2. Que a consulta trata de matéria de competência do Tribunal de Contas, conforme determina o inciso XII do art. 59 da Constituição do Estado de Santa Catarina, bem como o inciso XV do art. 1º da Lei Complementar Estadual nº 202/2000;

3. Que apesar de não vir instruída com parecer da assessoria jurídica da Câmara consulente, conforme preceitua o art. 104, inciso V, da Resolução nº TC-06/2001 (Regimento Interno do TCE/SC), o Tribunal Pleno poderá conhecer de consulta que não atenda a esta formalidade, nos termos do § 2º do artigo 105 do referido instrumento regimental, cabendo esta ponderação ao relator e demais julgadores.

Sugere-se ao Exmo. Sr. Conselheiro Relator Salomão Ribas Junior que submeta voto ao e. Pretório sobre consulta formulada pelo Sr. Fábio Alexandre Dalonso, Presidente do Legislativo Municipal de Joinville, nos termos deste opinativo que, em síntese, propõe:

1. Conhecer da consulta por preencher os requisitos de admissibilidade previstos regimentalmente.

2. Responder à consulta nos seguintes termos:

2.1. O estado de gravidez de servidora detentora de cargo em comissão não configura impedimento à sua exoneração, a qualquer tempo, pela autoridade que a nomeou, pois é justamente esta faculdade que caracteriza a precariedade de tal tipo de provimento.
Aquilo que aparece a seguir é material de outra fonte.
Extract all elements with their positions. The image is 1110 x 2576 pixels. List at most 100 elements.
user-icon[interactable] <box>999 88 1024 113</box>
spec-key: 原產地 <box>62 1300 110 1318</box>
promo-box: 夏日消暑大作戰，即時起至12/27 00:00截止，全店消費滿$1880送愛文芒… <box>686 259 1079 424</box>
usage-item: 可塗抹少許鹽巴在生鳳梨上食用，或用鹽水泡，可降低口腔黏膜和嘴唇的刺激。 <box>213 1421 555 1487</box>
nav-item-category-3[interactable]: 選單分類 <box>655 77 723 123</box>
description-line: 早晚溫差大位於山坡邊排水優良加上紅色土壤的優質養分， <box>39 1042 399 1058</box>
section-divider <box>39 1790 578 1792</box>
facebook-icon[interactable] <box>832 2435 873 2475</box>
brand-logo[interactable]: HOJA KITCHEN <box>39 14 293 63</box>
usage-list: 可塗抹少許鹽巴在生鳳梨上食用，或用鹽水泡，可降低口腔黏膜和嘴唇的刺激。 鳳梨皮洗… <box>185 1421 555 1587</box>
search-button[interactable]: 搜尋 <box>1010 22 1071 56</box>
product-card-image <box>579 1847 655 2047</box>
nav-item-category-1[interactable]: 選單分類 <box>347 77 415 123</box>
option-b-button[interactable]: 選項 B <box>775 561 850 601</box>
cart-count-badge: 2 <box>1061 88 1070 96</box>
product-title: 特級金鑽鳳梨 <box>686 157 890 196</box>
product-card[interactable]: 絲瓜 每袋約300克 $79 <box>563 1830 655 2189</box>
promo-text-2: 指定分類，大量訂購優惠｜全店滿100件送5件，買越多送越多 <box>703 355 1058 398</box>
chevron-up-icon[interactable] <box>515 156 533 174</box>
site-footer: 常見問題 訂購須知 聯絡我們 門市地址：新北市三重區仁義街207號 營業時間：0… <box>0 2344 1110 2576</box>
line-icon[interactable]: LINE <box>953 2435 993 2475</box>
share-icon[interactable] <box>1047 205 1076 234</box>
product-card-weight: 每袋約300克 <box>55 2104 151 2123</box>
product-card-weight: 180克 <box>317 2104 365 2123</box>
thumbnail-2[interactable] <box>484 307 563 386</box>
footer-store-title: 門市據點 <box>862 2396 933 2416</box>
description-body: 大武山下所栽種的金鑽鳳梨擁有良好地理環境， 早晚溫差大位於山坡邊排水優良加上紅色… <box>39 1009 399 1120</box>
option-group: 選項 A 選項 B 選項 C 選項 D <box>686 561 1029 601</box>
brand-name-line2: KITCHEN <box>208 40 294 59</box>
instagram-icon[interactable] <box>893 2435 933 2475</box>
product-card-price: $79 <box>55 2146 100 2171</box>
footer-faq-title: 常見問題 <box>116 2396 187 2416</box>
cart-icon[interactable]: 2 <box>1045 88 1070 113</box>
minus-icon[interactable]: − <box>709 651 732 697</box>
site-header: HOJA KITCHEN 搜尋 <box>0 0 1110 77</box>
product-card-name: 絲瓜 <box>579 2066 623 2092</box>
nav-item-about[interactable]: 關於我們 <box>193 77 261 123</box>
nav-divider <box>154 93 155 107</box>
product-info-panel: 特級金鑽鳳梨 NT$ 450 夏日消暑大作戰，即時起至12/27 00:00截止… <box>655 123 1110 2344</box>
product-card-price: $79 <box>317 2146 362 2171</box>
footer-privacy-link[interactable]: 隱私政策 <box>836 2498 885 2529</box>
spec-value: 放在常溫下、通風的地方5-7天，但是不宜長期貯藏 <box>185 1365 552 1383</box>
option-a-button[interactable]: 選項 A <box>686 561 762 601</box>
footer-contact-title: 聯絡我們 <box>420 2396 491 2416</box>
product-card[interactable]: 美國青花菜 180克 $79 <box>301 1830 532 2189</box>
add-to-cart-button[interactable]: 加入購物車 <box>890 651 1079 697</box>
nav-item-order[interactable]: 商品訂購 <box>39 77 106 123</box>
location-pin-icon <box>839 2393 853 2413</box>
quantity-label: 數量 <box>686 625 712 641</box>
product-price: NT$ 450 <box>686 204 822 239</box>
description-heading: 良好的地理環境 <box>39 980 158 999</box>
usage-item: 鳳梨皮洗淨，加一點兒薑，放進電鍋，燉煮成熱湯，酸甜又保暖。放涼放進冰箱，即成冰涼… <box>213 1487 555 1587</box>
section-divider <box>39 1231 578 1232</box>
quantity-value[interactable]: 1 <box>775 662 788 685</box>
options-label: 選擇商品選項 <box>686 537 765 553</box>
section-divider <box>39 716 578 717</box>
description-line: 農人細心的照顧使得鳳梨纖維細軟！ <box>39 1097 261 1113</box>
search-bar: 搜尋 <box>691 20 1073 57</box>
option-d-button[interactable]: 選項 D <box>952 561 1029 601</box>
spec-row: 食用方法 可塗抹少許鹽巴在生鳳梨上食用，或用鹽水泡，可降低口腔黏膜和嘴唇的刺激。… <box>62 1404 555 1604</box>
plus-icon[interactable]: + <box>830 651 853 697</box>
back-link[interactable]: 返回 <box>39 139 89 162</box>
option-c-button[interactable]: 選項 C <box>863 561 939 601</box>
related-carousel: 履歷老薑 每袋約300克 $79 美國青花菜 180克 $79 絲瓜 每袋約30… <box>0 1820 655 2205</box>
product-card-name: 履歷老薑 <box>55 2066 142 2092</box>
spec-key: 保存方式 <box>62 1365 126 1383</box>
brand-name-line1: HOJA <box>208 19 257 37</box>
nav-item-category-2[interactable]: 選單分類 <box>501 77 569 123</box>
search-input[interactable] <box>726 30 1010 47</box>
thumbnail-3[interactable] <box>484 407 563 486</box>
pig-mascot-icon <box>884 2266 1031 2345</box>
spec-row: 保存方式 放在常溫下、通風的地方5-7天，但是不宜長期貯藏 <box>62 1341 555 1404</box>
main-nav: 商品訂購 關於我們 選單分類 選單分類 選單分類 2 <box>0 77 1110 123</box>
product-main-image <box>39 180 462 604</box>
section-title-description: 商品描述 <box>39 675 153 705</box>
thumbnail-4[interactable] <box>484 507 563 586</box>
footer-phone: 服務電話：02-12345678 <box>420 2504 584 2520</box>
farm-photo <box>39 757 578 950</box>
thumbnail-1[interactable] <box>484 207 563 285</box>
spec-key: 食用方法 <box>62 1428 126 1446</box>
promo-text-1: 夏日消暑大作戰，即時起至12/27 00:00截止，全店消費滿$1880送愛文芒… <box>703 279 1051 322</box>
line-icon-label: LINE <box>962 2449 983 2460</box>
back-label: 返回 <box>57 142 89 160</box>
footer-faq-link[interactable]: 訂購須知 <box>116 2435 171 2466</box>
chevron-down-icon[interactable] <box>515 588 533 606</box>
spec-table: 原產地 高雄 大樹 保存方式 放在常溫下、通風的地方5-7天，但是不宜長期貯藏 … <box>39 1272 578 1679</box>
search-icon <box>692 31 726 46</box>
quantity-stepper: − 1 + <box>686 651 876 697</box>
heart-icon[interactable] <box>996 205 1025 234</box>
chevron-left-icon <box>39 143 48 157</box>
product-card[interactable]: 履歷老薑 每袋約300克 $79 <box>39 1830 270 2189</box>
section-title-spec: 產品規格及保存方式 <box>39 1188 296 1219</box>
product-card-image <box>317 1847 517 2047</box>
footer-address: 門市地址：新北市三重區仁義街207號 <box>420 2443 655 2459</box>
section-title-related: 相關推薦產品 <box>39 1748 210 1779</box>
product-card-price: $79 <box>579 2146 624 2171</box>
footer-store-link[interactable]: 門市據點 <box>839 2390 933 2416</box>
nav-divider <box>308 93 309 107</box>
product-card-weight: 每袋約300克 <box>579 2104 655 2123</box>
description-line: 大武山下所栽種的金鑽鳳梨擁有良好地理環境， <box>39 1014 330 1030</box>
2.1.1. Na oficialização do ato de dispensa, a servidora deverá receber indenização substitutiva correspondente à remuneração desde a exoneração até cinco meses após o parto.

3. Dar ciência desta decisão, do relatório e voto do Relator que a fundamenta, bem como deste parecer ao presidente da Câmara de Vereadores de Joinville, Sr. Fábio Alexandre Dalonso.

  MARCELO BROGNOLI DA COSTA

Consultor Geral


1 Mileski, Hélio Saul. O Controle da Gestão Pública. São Paulo: Revista dos Tribunais.2003. P. 362.